Venezuela turned into a superstar on the world stage when Hugo Chavez was running the country. Oil exports were producing a huge influx of cash, and Chavez was spending that cash on programs to help the poor. According to José Manuel González, the former President of Venezuela’s Chamber of Commerce, Chavez was a popular president that helped the country and hurt it at the same time. González is the current Deputy of the National Assembly for the state of Guárico, and a major figure in the country’s agricultural industry. He watched Chavez spend money and realized that he was spending too much on unnecessary upgrades that helped Chavez, and his inner circle of government leaders. The socialist leader put people will little experience in jobs they couldn’t handle.
One of those people was Vice-President Nicolas Maduro. Maduro, a former bus driver, and union leader got into politics and made an impression on Chavez. Chavez died in 2013, and the former bus driver took over as president. Mr. González recently said that day would go down as one of the saddest days in his country’s history. Maduro has turned the oil-rich nation into a food-starved, riot-filled nation with no money. Maduro has cut government worker’s hours, closed shopping malls, confiscated businesses, and farms and put the military in charge of distributing food. González said the farms in his state have not been producing food for months because the government is letting them sit dormant.
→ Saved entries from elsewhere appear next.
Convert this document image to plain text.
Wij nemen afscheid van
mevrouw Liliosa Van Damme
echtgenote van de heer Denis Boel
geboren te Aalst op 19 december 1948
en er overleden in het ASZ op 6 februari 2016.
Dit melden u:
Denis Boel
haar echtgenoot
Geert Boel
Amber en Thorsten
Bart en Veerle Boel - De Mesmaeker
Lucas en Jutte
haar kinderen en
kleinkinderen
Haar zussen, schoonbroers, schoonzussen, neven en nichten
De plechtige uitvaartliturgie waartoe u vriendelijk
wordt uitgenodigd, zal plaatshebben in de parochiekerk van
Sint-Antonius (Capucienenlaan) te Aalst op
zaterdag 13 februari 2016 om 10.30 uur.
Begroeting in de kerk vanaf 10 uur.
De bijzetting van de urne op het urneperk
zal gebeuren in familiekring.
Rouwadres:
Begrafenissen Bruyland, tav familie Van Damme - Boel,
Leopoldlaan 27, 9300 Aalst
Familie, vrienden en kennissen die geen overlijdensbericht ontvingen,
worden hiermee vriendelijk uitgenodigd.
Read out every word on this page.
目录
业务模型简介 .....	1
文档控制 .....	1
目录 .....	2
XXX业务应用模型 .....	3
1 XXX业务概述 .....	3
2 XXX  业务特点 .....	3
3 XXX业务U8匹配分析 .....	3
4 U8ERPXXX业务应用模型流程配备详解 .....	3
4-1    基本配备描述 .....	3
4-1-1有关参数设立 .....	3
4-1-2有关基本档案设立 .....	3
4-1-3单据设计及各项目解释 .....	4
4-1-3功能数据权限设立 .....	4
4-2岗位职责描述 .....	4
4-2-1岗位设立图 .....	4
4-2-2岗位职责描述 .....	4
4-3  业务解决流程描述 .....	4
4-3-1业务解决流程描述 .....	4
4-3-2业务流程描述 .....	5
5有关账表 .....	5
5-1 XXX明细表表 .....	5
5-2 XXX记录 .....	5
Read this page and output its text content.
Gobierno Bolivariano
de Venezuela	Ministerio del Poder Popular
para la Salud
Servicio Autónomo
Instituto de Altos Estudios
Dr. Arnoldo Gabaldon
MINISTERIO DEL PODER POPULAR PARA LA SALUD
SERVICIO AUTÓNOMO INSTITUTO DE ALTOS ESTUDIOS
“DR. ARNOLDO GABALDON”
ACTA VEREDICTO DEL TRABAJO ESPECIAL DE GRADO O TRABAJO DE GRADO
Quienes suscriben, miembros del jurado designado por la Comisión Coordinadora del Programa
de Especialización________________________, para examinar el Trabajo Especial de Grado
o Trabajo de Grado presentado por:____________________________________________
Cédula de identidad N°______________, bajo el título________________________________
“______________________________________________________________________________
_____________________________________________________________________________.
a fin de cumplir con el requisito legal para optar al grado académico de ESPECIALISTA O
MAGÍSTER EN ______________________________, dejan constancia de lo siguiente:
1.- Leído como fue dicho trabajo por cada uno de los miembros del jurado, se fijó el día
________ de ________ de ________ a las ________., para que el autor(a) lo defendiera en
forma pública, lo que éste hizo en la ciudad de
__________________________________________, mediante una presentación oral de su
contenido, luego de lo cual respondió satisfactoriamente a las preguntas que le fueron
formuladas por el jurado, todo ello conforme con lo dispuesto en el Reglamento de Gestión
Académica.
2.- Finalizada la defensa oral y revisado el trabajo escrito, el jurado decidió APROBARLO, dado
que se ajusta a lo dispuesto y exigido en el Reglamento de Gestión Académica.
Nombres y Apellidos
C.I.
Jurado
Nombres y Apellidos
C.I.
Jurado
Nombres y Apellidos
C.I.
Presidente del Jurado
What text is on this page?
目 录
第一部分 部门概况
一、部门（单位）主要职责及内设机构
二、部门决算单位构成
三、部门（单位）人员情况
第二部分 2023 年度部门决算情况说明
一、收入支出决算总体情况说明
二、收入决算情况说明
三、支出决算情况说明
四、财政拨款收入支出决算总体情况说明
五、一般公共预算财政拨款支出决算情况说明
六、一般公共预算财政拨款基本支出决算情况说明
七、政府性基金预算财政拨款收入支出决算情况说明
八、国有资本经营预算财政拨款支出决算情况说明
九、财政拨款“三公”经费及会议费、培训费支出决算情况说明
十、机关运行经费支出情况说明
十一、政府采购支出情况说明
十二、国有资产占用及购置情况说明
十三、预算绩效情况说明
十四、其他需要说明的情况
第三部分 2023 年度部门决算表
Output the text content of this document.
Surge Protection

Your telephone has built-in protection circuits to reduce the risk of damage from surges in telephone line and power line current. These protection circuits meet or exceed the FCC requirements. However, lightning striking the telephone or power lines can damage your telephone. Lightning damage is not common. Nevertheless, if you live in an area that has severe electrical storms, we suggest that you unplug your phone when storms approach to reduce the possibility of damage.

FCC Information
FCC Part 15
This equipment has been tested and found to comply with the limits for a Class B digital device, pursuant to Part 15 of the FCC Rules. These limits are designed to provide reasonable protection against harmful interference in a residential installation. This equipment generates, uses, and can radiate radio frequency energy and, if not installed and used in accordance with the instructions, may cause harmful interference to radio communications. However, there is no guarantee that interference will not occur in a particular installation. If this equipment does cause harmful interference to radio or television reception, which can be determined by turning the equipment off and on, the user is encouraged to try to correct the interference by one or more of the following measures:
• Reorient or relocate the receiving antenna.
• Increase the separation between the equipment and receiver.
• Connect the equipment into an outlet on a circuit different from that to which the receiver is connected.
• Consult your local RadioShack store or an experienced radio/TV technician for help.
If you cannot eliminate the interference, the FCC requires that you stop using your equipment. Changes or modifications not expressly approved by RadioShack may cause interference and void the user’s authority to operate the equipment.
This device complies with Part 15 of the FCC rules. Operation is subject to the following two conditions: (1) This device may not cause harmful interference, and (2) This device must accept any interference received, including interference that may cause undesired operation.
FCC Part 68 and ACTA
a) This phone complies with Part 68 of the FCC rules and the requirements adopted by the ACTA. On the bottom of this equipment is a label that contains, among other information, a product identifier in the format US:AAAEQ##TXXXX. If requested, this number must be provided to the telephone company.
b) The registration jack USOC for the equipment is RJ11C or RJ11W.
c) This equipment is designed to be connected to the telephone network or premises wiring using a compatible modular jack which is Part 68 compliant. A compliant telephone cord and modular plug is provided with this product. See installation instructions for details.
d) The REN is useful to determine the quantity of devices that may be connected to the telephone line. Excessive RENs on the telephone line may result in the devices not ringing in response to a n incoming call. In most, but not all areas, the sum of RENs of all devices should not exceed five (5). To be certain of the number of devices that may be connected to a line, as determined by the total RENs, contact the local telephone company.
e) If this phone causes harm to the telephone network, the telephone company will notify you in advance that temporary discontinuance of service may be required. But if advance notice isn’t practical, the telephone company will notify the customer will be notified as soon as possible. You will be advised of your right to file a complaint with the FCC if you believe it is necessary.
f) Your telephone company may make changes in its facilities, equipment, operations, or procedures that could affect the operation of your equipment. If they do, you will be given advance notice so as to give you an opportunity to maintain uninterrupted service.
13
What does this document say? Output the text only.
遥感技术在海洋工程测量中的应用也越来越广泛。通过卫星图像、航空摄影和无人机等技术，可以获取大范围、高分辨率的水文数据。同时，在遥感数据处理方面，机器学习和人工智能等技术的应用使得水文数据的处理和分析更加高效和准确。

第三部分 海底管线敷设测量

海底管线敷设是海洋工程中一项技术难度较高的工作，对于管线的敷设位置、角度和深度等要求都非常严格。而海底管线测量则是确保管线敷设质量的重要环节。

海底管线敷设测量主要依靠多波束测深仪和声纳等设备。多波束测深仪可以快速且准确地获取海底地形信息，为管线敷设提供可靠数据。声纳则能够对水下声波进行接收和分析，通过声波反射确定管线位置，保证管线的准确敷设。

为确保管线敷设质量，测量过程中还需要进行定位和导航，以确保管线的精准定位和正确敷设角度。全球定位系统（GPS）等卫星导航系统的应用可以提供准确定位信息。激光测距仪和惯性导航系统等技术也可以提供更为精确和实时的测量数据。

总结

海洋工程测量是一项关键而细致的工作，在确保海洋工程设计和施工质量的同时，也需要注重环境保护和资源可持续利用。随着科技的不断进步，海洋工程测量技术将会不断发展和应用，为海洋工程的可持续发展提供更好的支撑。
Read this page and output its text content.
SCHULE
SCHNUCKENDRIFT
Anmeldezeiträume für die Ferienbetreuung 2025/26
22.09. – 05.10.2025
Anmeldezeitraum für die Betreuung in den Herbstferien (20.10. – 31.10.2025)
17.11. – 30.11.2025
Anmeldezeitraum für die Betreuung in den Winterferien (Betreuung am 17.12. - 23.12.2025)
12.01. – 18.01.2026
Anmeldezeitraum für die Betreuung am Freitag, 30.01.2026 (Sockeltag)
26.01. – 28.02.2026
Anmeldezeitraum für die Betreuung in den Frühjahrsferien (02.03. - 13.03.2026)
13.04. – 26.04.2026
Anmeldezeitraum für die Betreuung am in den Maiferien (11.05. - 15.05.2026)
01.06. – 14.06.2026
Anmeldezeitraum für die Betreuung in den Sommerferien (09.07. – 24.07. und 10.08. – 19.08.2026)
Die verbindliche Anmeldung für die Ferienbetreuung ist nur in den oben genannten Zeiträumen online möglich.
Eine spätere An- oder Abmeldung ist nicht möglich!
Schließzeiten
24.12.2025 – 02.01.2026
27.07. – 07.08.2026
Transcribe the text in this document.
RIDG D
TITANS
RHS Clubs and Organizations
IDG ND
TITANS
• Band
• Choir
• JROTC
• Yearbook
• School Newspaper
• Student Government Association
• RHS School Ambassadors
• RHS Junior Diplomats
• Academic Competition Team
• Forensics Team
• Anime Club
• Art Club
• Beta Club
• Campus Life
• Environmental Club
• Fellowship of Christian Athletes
Mr. González also said the government is too important to be left to politicians like Maduro that lack experience and play dictator instead of leader. The food shortage is so bad that women are crossing the border into Colombia and getting food to bring back to their families. Kimberly-Clark recently closed their factory in Venezuela because there are no raw materials and no money. Citibank is closing the account of Venezuela’s central bank due to lack of funds. Maduro claims all of those issues are the product of imperialist conspiracy against his country.
There is a petition circulating in cities across the country to remove Maduro. González thinks there will be enough signatures to start the removal process, but nothing is certain in Venezuela these days.